DESCRIPTION (provided by applicant): ATL146e is a synthetic small molecule developed by Adenosine Therapeutics, LLC (ATL) that acts as a selective agonist of the adenosine A2A receptor. ATL146e, sterile solution for intravenous (i.v.) bolus injection, is currently in Phase III of clinical development for use as a coronary vasodilator in pharmacodynamic stress imaging. ATL146e, when administered parenterally (intravenously, i.v.; intraperitoneally, i.p.; or subcutaneously s.c.) at much lower levels of systemic exposure (below those that elicit cardiovascular effects) exerts potent anti-inflammatory/tissue protective effects in sepsis and multiple other models of acute inflammation. Based upon its established nonclinical and clinical safety, ATL is rapidly advancing development of ATL146e for the treatment of sepsis. Accordingly, we are applying for an SBIR advanced technology grant to complete the following specific aims: 1) complete required toxicity testing for ATL146e in a second animal species to demonstrate that ATL146e is equally safe when administered as a continuous i.v. infusion compared to its administration as an i.v. bolus and 2) conduct additional pharmacodynamic testing with both ATL146e and ATL's identified lead backup compound, ATL313, in clinically-relevant mouse and rabbit models of sepsis: cecal ligation-puncture model (CLP) of polymicrobial bacteremia in mice and rabbits; and fungemia model (Candida albicans) in mice. The rationale for conduct of the additionally proposed pharmacological studies include: 1) establishment of benefit of ATL146e and ATL313 in clinically-relevant, polymicrobial models of septicemia 2) demonstrate that protective effects are not species specific (i.e. demonstrable protective effects in second nonrodent species (rabbit CLP moldel); 3) expansion of potential for use in septicemia induced by fungal infections; 4) identification of relevant cytokines that could serve as surrogate markers for monitoring clinical benefit of treatment. Since research shows that mechanisms for protection against sepsis-induced mortality by ATL146e and ATL313 relate to their broad-spectrum anti-inflammatory properties, the research proposed in this grant has direct relevance to the Small Business Bio-defense program of the National Institute for Allergy and Infectious Diseases (NIAID).
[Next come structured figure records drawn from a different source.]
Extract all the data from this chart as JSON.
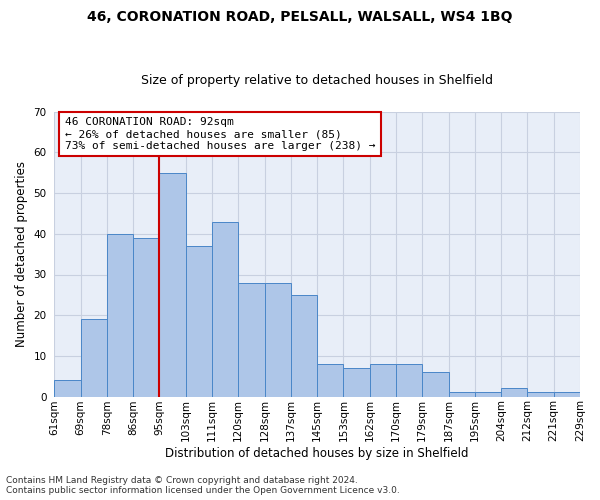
{
  "title_line1": "46, CORONATION ROAD, PELSALL, WALSALL, WS4 1BQ",
  "title_line2": "Size of property relative to detached houses in Shelfield",
  "xlabel": "Distribution of detached houses by size in Shelfield",
  "ylabel": "Number of detached properties",
  "bar_values": [
    4,
    19,
    40,
    39,
    55,
    37,
    43,
    28,
    28,
    25,
    8,
    7,
    8,
    8,
    6,
    1,
    1,
    2,
    1,
    1
  ],
  "bar_labels": [
    "61sqm",
    "69sqm",
    "78sqm",
    "86sqm",
    "95sqm",
    "103sqm",
    "111sqm",
    "120sqm",
    "128sqm",
    "137sqm",
    "145sqm",
    "153sqm",
    "162sqm",
    "170sqm",
    "179sqm",
    "187sqm",
    "195sqm",
    "204sqm",
    "212sqm",
    "221sqm",
    "229sqm"
  ],
  "bar_color": "#aec6e8",
  "bar_edge_color": "#4a86c8",
  "red_line_color": "#cc0000",
  "annotation_text_line1": "46 CORONATION ROAD: 92sqm",
  "annotation_text_line2": "← 26% of detached houses are smaller (85)",
  "annotation_text_line3": "73% of semi-detached houses are larger (238) →",
  "annotation_box_color": "#ffffff",
  "annotation_box_edge": "#cc0000",
  "ylim": [
    0,
    70
  ],
  "yticks": [
    0,
    10,
    20,
    30,
    40,
    50,
    60,
    70
  ],
  "grid_color": "#c8d0e0",
  "bg_color": "#e8eef8",
  "footer_line1": "Contains HM Land Registry data © Crown copyright and database right 2024.",
  "footer_line2": "Contains public sector information licensed under the Open Government Licence v3.0.",
  "title_fontsize": 10,
  "subtitle_fontsize": 9,
  "axis_label_fontsize": 8.5,
  "tick_fontsize": 7.5,
  "annotation_fontsize": 8,
  "footer_fontsize": 6.5
}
描述（由申请人提供）：ATL 146 e是由腺苷治疗有限责任公司（ATL）开发的合成小分子，作为腺苷A2 A受体的选择性激动剂。ATL 146 e，用于静脉内（i. v.）推注，目前处于临床开发的III期，用作药效学负荷成像中的冠状血管扩张剂。ATL 146 e，当肠胃外（静脉内，i. v.;腹膜内，i. p.;或皮下注射）在低得多的全身暴露水平（低于引起心血管效应的水平）下，在脓毒症和多种其他急性炎症模型中发挥有效的抗炎/组织保护作用。基于其已确立的非临床和临床安全性，ATL正在快速推进ATL 146 e治疗脓毒症的开发。因此，我们正在申请SBIR先进技术补助金，以完成以下具体目标：1）在第二种动物物种中完成ATL 146 e的所需毒性测试，以证明ATL 146 e作为连续静脉内输注施用时与作为静脉内推注施用时同样安全，以及2）在临床相关的脓毒症小鼠和兔模型中，用ATL 146 e和ATL的已鉴定的先导备用化合物ATL 313进行额外的药效学测试：小鼠和兔中的多微生物菌血症的盲肠结扎-穿刺模型（CLP）;和真菌血症模型（白色念珠菌）。进行额外拟定药理学研究的依据包括：1）确定ATL 146 e和ATL 313在临床相关的多微生物败血症模型中的获益2）证明保护作用不具有种属特异性（即在第二种非啮齿动物物种（兔CLP模型）中具有可证实的保护作用; 3）扩大用于真菌感染诱导的败血症的潜力; 4）鉴定可用作监测治疗的临床益处的替代标志物的相关细胞因子。由于研究表明，ATL 146 e和ATL 313对脓毒症诱导的死亡率的保护机制与其广谱抗炎特性有关，因此该研究经费中提出的研究与国家过敏和传染病研究所（NIAID）的小企业生物防御计划直接相关。